Bouclair Inc. is a Canadian privately owned company and a lifestyle brand that offers home fashion and decor products including furniture, window coverings, bedding, lighting, home accents, wall decor and seasonal products through its own retail stores across Canada and online. The company is headquartered in Pointe-Claire, Quebec and operates 55 Bouclair stores across Quebec, Ontario, Western Canada, and Atlantic Canada.

The company offers shopping in stores, online or through its call centre. In November 2019, Alston Investments Inc., a new company that includes Goldberg as a shareholder, announced it has offered to acquire Bouclair to streamline and modernize the chain, including expanding its 'experiential' retail store concept and investing in e-commerce.

==History==
Founded as a fabric and sewing business in 1970, Bouclair has evolved into home furnishings. The company currently operates under the leadership of its president, Peter Goldberg, who acquired the company in 2003 after leading a Management Buy-out.

== Expansion ==
In the late 1990s, the company opened numerous stores in Ontario and became a popular name amongst homeowners during this time. Since 2010, it has also expanded its presence in the rest of Canada, opening points of sale in Nova Scotia, New Brunswick, Newfoundland, Manitoba, Alberta, Saskatchewan and British Columbia. In the spring of 2006, Bouclair launched a new store concept called Bouclair Home (Bouclair Maison in French) diversifying its product offering to include fashionable home decor and furniture.

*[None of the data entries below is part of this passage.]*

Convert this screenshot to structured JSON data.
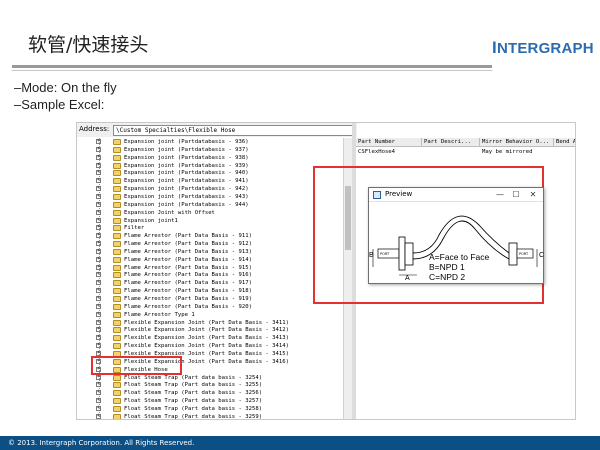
{
  "slide": {
    "title": "软管/快速接头",
    "logo_prefix": "I",
    "logo_rest": "NTERGRAPH",
    "bullets": [
      "–Mode: On the fly",
      "–Sample Excel:"
    ],
    "footer": "© 2013. Intergraph Corporation. All Rights Reserved."
  },
  "explorer": {
    "address_label": "Address:",
    "address_value": "\\Custom Specialties\\Flexible Hose",
    "tree_items": [
      "Expansion joint (Partdatabasis - 936)",
      "Expansion joint (Partdatabasis - 937)",
      "Expansion joint (Partdatabasis - 938)",
      "Expansion joint (Partdatabasis - 939)",
      "Expansion joint (Partdatabasis - 940)",
      "Expansion joint (Partdatabasis - 941)",
      "Expansion joint (Partdatabasis - 942)",
      "Expansion joint (Partdatabasis - 943)",
      "Expansion joint (Partdatabasis - 944)",
      "Expansion Joint with Offset",
      "Expansion joint1",
      "Filter",
      "Flame Arrestor (Part Data Basis - 911)",
      "Flame Arrestor (Part Data Basis - 912)",
      "Flame Arrestor (Part Data Basis - 913)",
      "Flame Arrestor (Part Data Basis - 914)",
      "Flame Arrestor (Part Data Basis - 915)",
      "Flame Arrestor (Part Data Basis - 916)",
      "Flame Arrestor (Part Data Basis - 917)",
      "Flame Arrestor (Part Data Basis - 918)",
      "Flame Arrestor (Part Data Basis - 919)",
      "Flame Arrestor (Part Data Basis - 920)",
      "Flame Arrestor Type 1",
      "Flexible Expansion Joint (Part Data Basis - 3411)",
      "Flexible Expansion Joint (Part Data Basis - 3412)",
      "Flexible Expansion Joint (Part Data Basis - 3413)",
      "Flexible Expansion Joint (Part Data Basis - 3414)",
      "Flexible Expansion Joint (Part Data Basis - 3415)",
      "Flexible Expansion Joint (Part Data Basis - 3416)",
      "Flexible Hose",
      "Float Steam Trap (Part data basis - 3254)",
      "Float Steam Trap (Part data basis - 3255)",
      "Float Steam Trap (Part data basis - 3256)",
      "Float Steam Trap (Part data basis - 3257)",
      "Float Steam Trap (Part data basis - 3258)",
      "Float Steam Trap (Part data basis - 3259)"
    ],
    "grid_headers": [
      "Part Number",
      "Part Descri...",
      "Mirror Behavior O...",
      "Bend A"
    ],
    "grid_row": [
      "CSFlexHose4",
      "",
      "May be mirrored",
      ""
    ]
  },
  "preview": {
    "title": "Preview",
    "min_glyph": "—",
    "max_glyph": "☐",
    "close_glyph": "✕",
    "legend": [
      "A=Face to Face",
      "B=NPD 1",
      "C=NPD 2"
    ],
    "port_left": "PORT",
    "port_right": "PORT",
    "dim_a": "A",
    "dim_b": "B",
    "dim_c": "C"
  }
}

In 2012, Bouclair opened a wholesale division, marking the beginning of its international expansion, selling coordinated home collections in Europe, Asia and Oceania

Following the launch of its e-commerce site in March 2014, Bouclair also introduced its first complete line of furniture, with Atelier Bouclair – a higher-end collection of 21 design themes – sold online, orders in-store, through its call centre and by catalogue.

In November 2021, Bouclair opened its flagship store in Montreal's Griffintown neighbourhood.

Currently, the company has 55 stores, including 23 new store concepts, open in Canada in Alberta, Manitoba, Quebec, Ontario, and New Brunswick, with 1029 employees across the headquarter and stores.

== Products ==
Bouclair sells window coverings, bedding, lighting, wall decor, home accents, greenery, rugs, kids' furnishings and baby decor. The products are created by its team of in-house designers and presented as coordinated collections in its retail outlets.

==Recognition==
La Presse recognized Bouclair in 2012 as a company to watch. In 2015, Bouclair ranked 223 amongst Top 500 Largest Companies in Quebec, Canada.